Code Snippet: Adding Properties to Datasets
from datahub.ingestion.transformer.add_dataset_properties import AddDatasetPropertiesResolverBase
class SnowflakePropertiesTransformer(AddDatasetPropertiesResolverBase):
def get_dataset_properties(self, dataset_urn):
# Fetch table properties from Snowflake fetcher
properties = SnowflakePropertyFetcher.get_properties(dataset_urn)
return properties
- Ingestion Recipe Configuration
The ingestion recipe is configured to invoke the custom transformer and ensure seamless integration with the pipeline.
Recipe File
transformers:
- type: add_dataset_properties
config:
add_properties_resolver_class: snowflake_transformer.custom_transformer_dss_snowflake.Snowflake PropertiesTransformer
Challenges and Trade-offs
- Balancing Caching with Freshness
While caching improved performance, it introduced the risk of stale data. We addressed this by implementing periodic refresh schedules to balance speed and accuracy.
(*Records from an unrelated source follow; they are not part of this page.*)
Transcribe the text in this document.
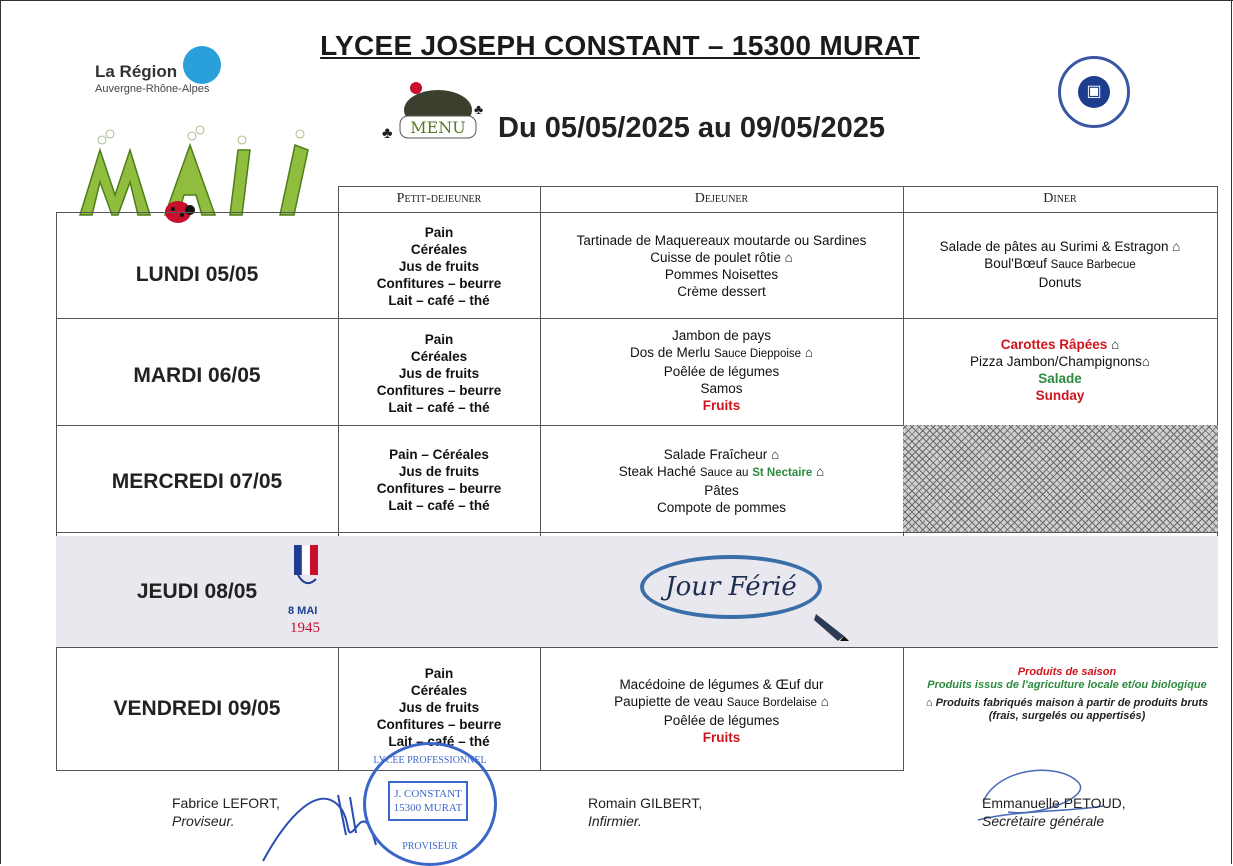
La Région
Auvergne-Rhône-Alpes
LYCEE JOSEPH CONSTANT – 15300 MURAT
▣
MENU
♣
♣
Du 05/05/2025 au 09/05/2025
MAI
Petit-dejeuner	Dejeuner	Diner
LUNDI 05/05
Pain
Céréales
Jus de fruits
Confitures – beurre
Lait – café – thé
Tartinade de Maquereaux moutarde ou Sardines
Cuisse de poulet rôtie ⌂
Pommes Noisettes
Crème dessert
Salade de pâtes au Surimi & Estragon ⌂
Boul'Bœuf Sauce Barbecue
Donuts
MARDI 06/05
Pain
Céréales
Jus de fruits
Confitures – beurre
Lait – café – thé
Jambon de pays
Dos de Merlu Sauce Dieppoise ⌂
Poêlée de légumes
Samos
Fruits
Carottes Râpées ⌂
Pizza Jambon/Champignons⌂
Salade
Sunday
MERCREDI 07/05
Pain – Céréales
Jus de fruits
Confitures – beurre
Lait – café – thé
Salade Fraîcheur ⌂
Steak Haché Sauce au St Nectaire ⌂
Pâtes
Compote de pommes
JEUDI 08/05
8 MAI
1945
Jour Férié
VENDREDI 09/05
Pain
Céréales
Jus de fruits
Confitures – beurre
Lait – café – thé
Macédoine de légumes & Œuf dur
Paupiette de veau Sauce Bordelaise ⌂
Poêlée de légumes
Fruits
Produits de saison
Produits issus de l'agriculture locale et/ou biologique
⌂ Produits fabriqués maison à partir de produits bruts (frais, surgelés ou appertisés)
Fabrice LEFORT,
Proviseur.
LYCEE PROFESSIONNEL
J. CONSTANT
15300 MURAT
PROVISEUR
Romain GILBERT,
Infirmier.
Emmanuelle PETOUD,
Secrétaire générale
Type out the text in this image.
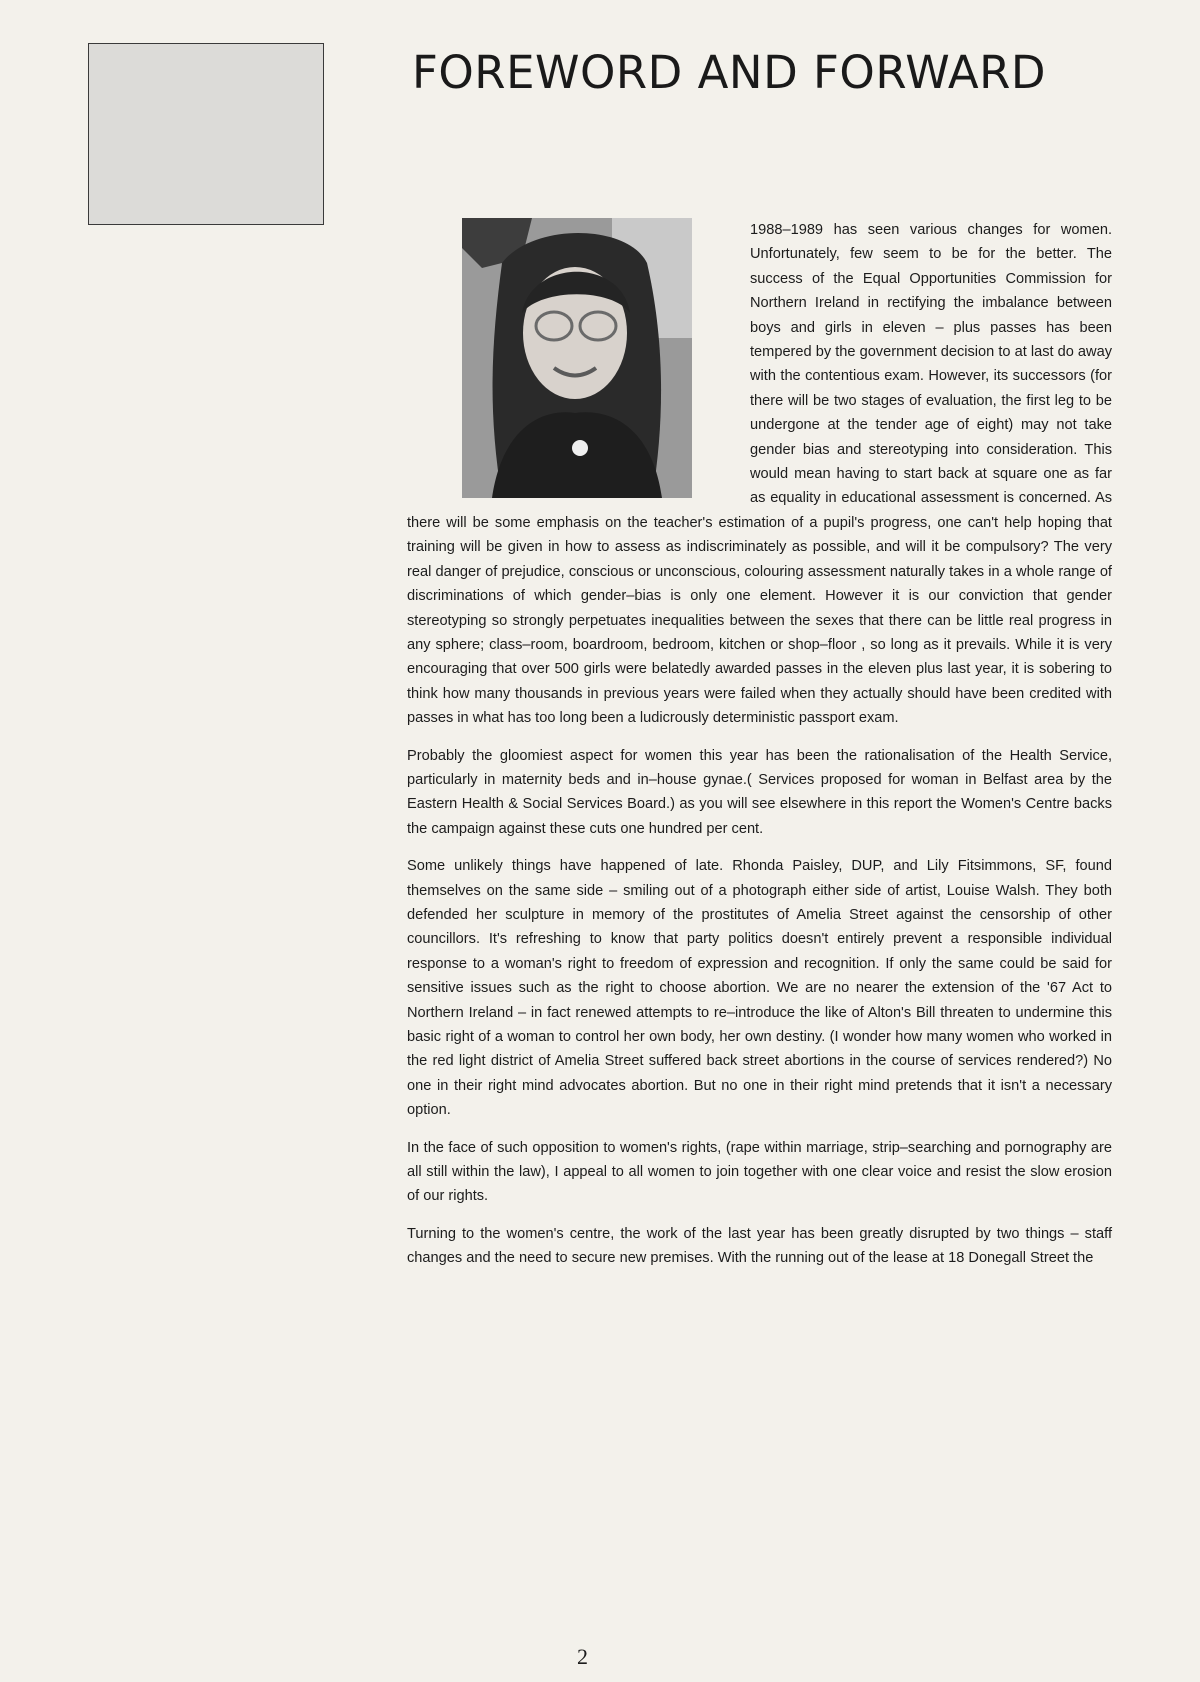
FOREWORD AND FORWARD

1988–1989 has seen various changes for women. Unfortunately, few seem to be for the better. The success of the Equal Opportunities Commission for Northern Ireland in rectifying the imbalance between boys and girls in eleven – plus passes has been tempered by the government decision to at last do away with the contentious exam. However, its successors (for there will be two stages of evaluation, the first leg to be undergone at the tender age of eight) may not take gender bias and stereotyping into consideration. This would mean having to start back at square one as far as equality in educational assessment is concerned. As there will be some emphasis on the teacher's estimation of a pupil's progress, one can't help hoping that training will be given in how to assess as indiscriminately as possible, and will it be compulsory? The very real danger of prejudice, conscious or unconscious, colouring assessment naturally takes in a whole range of discriminations of which gender–bias is only one element. However it is our conviction that gender stereotyping so strongly perpetuates inequalities between the sexes that there can be little real progress in any sphere; class–room, boardroom, bedroom, kitchen or shop–floor , so long as it prevails. While it is very encouraging that over 500 girls were belatedly awarded passes in the eleven plus last year, it is sobering to think how many thousands in previous years were failed when they actually should have been credited with passes in what has too long been a ludicrously deterministic passport exam.

Probably the gloomiest aspect for women this year has been the rationalisation of the Health Service, particularly in maternity beds and in–house gynae.( Services proposed for woman in Belfast area by the Eastern Health & Social Services Board.) as you will see elsewhere in this report the Women's Centre backs the campaign against these cuts one hundred per cent.

Some unlikely things have happened of late. Rhonda Paisley, DUP, and Lily Fitsimmons, SF, found themselves on the same side – smiling out of a photograph either side of artist, Louise Walsh. They both defended her sculpture in memory of the prostitutes of Amelia Street against the censorship of other councillors. It's refreshing to know that party politics doesn't entirely prevent a responsible individual response to a woman's right to freedom of expression and recognition. If only the same could be said for sensitive issues such as the right to choose abortion. We are no nearer the extension of the '67 Act to Northern Ireland – in fact renewed attempts to re–introduce the like of Alton's Bill threaten to undermine this basic right of a woman to control her own body, her own destiny. (I wonder how many women who worked in the red light district of Amelia Street suffered back street abortions in the course of services rendered?) No one in their right mind advocates abortion. But no one in their right mind pretends that it isn't a necessary option.

In the face of such opposition to women's rights, (rape within marriage, strip–searching and pornography are all still within the law), I appeal to all women to join together with one clear voice and resist the slow erosion of our rights.

Turning to the women's centre, the work of the last year has been greatly disrupted by two things – staff changes and the need to secure new premises. With the running out of the lease at 18 Donegall Street the

2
- Complexity in Customization
Developing and maintaining a custom solution required additional effort. However, the modular architecture made it reusable and easier to debug.
- Impact on Snowflake Resources
Optimized query design ensured that additional metadata retrieval didn’t disrupt Snowflake workloads, even during peak hours.
Results and Impact
Our custom solution delivered measurable improvements across the board:
Key Outcomes:
- Complete Metadata Ingestion:
All required table properties, including row counts, creation timestamps, and schema details, are now available in DataHub.
- Improved Data Governance:
Enriched metadata enables better tracking, lineage, and compliance across datasets.
- Scalability:
The solution scales seamlessly to handle hundreds of tables across multiple Snowflake schemas
Conclusion: Making Metadata Work for You
Metadata is the backbone of any data observability platform, and without it, your ability to fully manage, govern, and leverage your data is severely limited. By addressing the challenges posed by the default Snowflake connector, we were able to unlock the full potential of Snowflake metadata within DataHub. This custom solution has transformed the way our client interacts with their data, providing richer insights, more effective governance, and greater operational efficiency.
If your organization is grappling with similar metadata gaps, this approach could be the key to enhancing your data observability platform. Building a tailored solution not only ensures that all your critical metadata is captured but also enables you to harness the true power of your data.
After all, data is only as valuable as the insights it generates. With the right tools and strategies in place, you can transform your data into a strategic asset.
Don’t let incomplete metadata hold you back—take the steps to bridge those gaps and unlock the full potential of your data landscape today.